Es incomprensible que Chile siga participando en una institución responsable de que cientos de miles de latinoamericanos hayan sido asesinados, torturados, hechos desaparecer u obligados a salir al exilio. El padre Bourgeois ha afirmado con mucha claridad que EEUU mantiene abierta la escuela porque necesita a los soldados latinoamericanos para proteger sus intereses, en nombre de la defensa de la democracia.
Desde hace algunos años, la tristemente célebre Escuela de las Américas dejó de ser objeto de denuncias desde nuestro país. Esta situación se explica por el cambio que experimentó esta institución. En 2001, frente a la gran presión que ejercieron los movimientos de defensa de los derechos humanos de Estados Unidos y de América Latina, el Pentágono decidió cambiar el nombre de la Escuela por el de Instituto de Cooperación para la Seguridad Hemisférica. Anteriormente, fruto de los acuerdos Torrijos Carter, la escuela había sido trasladada a Georgia.

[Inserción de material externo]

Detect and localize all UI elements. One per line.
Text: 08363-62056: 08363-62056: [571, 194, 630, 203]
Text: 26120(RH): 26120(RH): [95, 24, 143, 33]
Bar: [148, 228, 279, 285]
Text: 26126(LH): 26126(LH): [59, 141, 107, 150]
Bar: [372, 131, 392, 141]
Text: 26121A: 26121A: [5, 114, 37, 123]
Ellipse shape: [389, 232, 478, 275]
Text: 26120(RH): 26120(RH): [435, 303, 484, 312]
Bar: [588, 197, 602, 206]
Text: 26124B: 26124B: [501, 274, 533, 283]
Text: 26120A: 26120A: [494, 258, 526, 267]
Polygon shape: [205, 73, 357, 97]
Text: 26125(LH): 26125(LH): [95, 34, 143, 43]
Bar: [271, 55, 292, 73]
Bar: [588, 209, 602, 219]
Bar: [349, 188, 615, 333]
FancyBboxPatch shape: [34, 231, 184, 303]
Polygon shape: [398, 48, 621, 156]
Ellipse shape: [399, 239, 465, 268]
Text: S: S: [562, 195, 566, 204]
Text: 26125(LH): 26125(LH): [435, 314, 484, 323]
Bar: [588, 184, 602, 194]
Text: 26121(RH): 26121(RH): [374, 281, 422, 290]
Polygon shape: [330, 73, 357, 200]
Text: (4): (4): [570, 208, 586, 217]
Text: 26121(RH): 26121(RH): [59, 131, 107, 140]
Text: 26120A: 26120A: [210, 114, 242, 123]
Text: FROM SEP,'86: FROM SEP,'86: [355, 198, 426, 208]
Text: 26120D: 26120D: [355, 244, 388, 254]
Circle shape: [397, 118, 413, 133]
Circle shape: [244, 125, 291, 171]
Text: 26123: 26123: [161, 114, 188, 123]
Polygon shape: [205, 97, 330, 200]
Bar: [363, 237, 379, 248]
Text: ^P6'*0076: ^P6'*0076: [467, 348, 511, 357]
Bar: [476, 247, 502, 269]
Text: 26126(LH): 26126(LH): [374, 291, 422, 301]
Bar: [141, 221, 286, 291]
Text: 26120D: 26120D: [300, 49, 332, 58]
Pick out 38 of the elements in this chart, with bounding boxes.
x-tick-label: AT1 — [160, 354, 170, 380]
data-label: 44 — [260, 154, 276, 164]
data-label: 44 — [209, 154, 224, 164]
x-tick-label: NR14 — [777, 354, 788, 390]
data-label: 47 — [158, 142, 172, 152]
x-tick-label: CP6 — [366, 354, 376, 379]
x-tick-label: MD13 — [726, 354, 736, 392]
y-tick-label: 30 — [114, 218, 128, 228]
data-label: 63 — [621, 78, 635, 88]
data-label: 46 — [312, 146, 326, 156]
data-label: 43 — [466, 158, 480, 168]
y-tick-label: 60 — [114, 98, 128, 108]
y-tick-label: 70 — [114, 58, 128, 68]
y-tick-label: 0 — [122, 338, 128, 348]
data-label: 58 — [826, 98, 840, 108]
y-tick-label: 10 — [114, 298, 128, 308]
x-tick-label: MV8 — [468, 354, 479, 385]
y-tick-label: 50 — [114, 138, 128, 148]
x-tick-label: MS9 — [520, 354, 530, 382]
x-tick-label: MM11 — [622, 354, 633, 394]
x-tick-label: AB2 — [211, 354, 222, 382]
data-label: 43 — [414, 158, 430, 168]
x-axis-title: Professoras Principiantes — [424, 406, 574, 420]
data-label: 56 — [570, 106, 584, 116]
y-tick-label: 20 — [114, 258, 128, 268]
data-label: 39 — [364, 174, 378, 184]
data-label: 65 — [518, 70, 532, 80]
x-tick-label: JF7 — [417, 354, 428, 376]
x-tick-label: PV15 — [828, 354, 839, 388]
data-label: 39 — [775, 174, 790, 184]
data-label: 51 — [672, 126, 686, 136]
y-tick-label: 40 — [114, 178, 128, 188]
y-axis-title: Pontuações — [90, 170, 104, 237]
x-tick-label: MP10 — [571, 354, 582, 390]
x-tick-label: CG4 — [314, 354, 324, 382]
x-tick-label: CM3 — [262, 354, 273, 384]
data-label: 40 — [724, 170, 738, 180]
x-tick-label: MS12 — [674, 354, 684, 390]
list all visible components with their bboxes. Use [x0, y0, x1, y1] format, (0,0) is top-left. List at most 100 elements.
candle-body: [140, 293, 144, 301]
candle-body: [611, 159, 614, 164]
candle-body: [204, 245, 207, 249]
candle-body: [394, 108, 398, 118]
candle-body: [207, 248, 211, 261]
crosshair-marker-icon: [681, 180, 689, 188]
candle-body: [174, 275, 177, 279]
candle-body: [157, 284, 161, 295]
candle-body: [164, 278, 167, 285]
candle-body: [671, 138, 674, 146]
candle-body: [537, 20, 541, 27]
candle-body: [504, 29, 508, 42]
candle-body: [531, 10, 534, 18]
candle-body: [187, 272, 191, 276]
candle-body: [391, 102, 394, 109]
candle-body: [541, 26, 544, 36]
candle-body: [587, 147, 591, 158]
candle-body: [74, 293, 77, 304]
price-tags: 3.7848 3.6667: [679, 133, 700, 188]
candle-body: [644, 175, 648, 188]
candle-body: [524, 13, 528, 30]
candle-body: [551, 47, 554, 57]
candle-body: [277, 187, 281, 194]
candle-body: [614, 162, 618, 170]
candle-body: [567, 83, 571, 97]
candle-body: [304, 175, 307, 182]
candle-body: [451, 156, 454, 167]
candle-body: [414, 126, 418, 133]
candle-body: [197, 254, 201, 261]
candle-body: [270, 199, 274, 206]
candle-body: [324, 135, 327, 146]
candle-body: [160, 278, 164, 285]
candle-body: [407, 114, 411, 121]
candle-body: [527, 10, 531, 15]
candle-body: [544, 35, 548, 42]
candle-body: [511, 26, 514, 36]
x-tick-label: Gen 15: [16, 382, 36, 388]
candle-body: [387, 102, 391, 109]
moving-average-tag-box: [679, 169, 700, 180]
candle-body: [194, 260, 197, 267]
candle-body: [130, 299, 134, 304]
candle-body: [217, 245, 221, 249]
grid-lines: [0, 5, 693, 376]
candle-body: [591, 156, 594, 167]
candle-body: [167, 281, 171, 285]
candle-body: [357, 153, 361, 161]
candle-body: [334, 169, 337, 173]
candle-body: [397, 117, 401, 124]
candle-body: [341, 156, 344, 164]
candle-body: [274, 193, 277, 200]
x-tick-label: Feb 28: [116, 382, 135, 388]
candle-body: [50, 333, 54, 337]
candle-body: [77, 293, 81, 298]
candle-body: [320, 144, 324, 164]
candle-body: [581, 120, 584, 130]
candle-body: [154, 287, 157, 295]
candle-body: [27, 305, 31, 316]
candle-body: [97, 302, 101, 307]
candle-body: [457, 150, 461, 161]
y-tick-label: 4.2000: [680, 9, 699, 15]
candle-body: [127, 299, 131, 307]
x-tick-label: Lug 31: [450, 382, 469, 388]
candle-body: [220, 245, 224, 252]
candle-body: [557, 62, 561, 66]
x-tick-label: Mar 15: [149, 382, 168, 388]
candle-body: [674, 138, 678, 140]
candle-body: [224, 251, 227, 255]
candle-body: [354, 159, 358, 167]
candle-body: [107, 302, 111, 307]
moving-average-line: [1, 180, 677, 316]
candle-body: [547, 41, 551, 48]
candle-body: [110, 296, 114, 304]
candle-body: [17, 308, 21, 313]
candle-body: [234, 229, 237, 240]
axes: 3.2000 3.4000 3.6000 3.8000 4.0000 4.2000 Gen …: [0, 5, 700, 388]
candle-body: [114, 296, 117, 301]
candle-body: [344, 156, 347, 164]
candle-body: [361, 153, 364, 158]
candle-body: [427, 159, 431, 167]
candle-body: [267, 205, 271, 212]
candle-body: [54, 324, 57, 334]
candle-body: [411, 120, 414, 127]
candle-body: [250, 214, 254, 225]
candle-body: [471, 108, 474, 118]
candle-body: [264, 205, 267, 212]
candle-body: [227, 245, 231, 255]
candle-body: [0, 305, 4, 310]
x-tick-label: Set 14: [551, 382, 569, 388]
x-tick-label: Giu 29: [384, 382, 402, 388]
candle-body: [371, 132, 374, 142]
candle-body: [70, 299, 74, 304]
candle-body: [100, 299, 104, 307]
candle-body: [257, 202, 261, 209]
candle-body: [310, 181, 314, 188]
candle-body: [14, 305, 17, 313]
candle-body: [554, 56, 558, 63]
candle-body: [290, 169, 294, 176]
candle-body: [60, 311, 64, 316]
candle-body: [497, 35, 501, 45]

Sin embargo, el nuevo Instituto sigue siendo fundamentalmente una escuela de inteligencia y contrainsurgencia para oficiales de América Latina. Está ubicada en el mismo edificio, mantiene a los mismos instructores, enseña las mismas técnicas y con los mismos manuales que le han hecho tan famosa. Algunos de sus egresados más conocidos son Leopoldo Galtieri, Manuel Antonio Noriega, Hugo Bánzer; Roberto DAubuisson, y Vladimiro Montesinos. La lista de chilenos es muy notable: Carlos Herrera Jiménez, Álvaro Corbalán, José Zara, Humberto Gordon, Miguel Krassnoff, Armando Fernández Larios y por supuesto, Manuel Contreras, entre muchos otros.
El listado de víctimas de estos buenos alumnos es imposible de calcular. Sabemos que la represión de las dictaduras militares tuvo diferente alcance y masividad dependiendo de los países. En Guatemala, por ejemplo, la acción del terrorismo de Estado exterminó pueblos y aldeas indígenas que nunca podrán ser identificados. Testimonios similares han surgido en estas semanas en Paraguay, en el contexto de la muerte de Stroessner, donde la cifra de desaparecidos es imposible de establecer debido a que muchas de las víctimas eran campesinos que no disponían de cedula de identidad. Por lo tanto nunca podremos cuantificar de un modo integral el daño que esta escuela de asesinos ha producido a América Latina.
En muchos conflictos ocurren procesos similares que imposibilitan dar cuenta cabal del daño causado. Eric Hobsbawm, describiendo los daños de la segunda guerra mundial afirma: Las pérdidas ocasionadas por la guerra son literalmente incalculables y es imposible incluso realizar estimaciones aproximadas, pues a diferencia de lo ocurrido en la primera guerra mundial las bajas civiles fueron tan importantes como las militares y las peores matanzas se produjeron en zonas, en que no había nadie que pudiera registrarlas o se preocupara por hacerlo. Esta realidad es absolutamente aplicable a la guerra sucia de los ex alumnos de Fort Bening. En el sur de Chile abundan relatos de campesinos mapuches que desaparecieron y nunca sus nombres pudieron llegar a listados oficiales, debido al miedo de sus familiares o a la ausencia de informantes o testigos que dieran cuenta de lo vivido por esas personas.
Por lo tanto, es necesario entroncar experiencias. América Latina, durante los setenta y ochenta, vivió uno de los genocidios más masivos y crueles del siglo XX. Y a semejanza del genocidio Armenio de 1915, de Auswitch, de Hiroshima, de Vietnam, de Ruanda, o de Palestina, se trata de un proceso racional y planificado, no de coincidencias o turbulencias desligadas. Se trata de una burocratización naturalizada del horror.
Algunos han tratado de justificar las violaciones a los Derechos Humanos como una serie descoordinada de excesos, o como una serie de de conflictos y violencias independientes unas de otras. Sin embargo, poco a poco, la evidencia histórica muestra otra cosa. Y parece que muchos caminos conducen a lugares como la escuela de las Américas, que parecen anudar los cabos sueltos en la historia latinoamericana.
Por: Alvaro Ramis. El autor teólogo. Miembro del Consejo Editorial de Crónica Digital.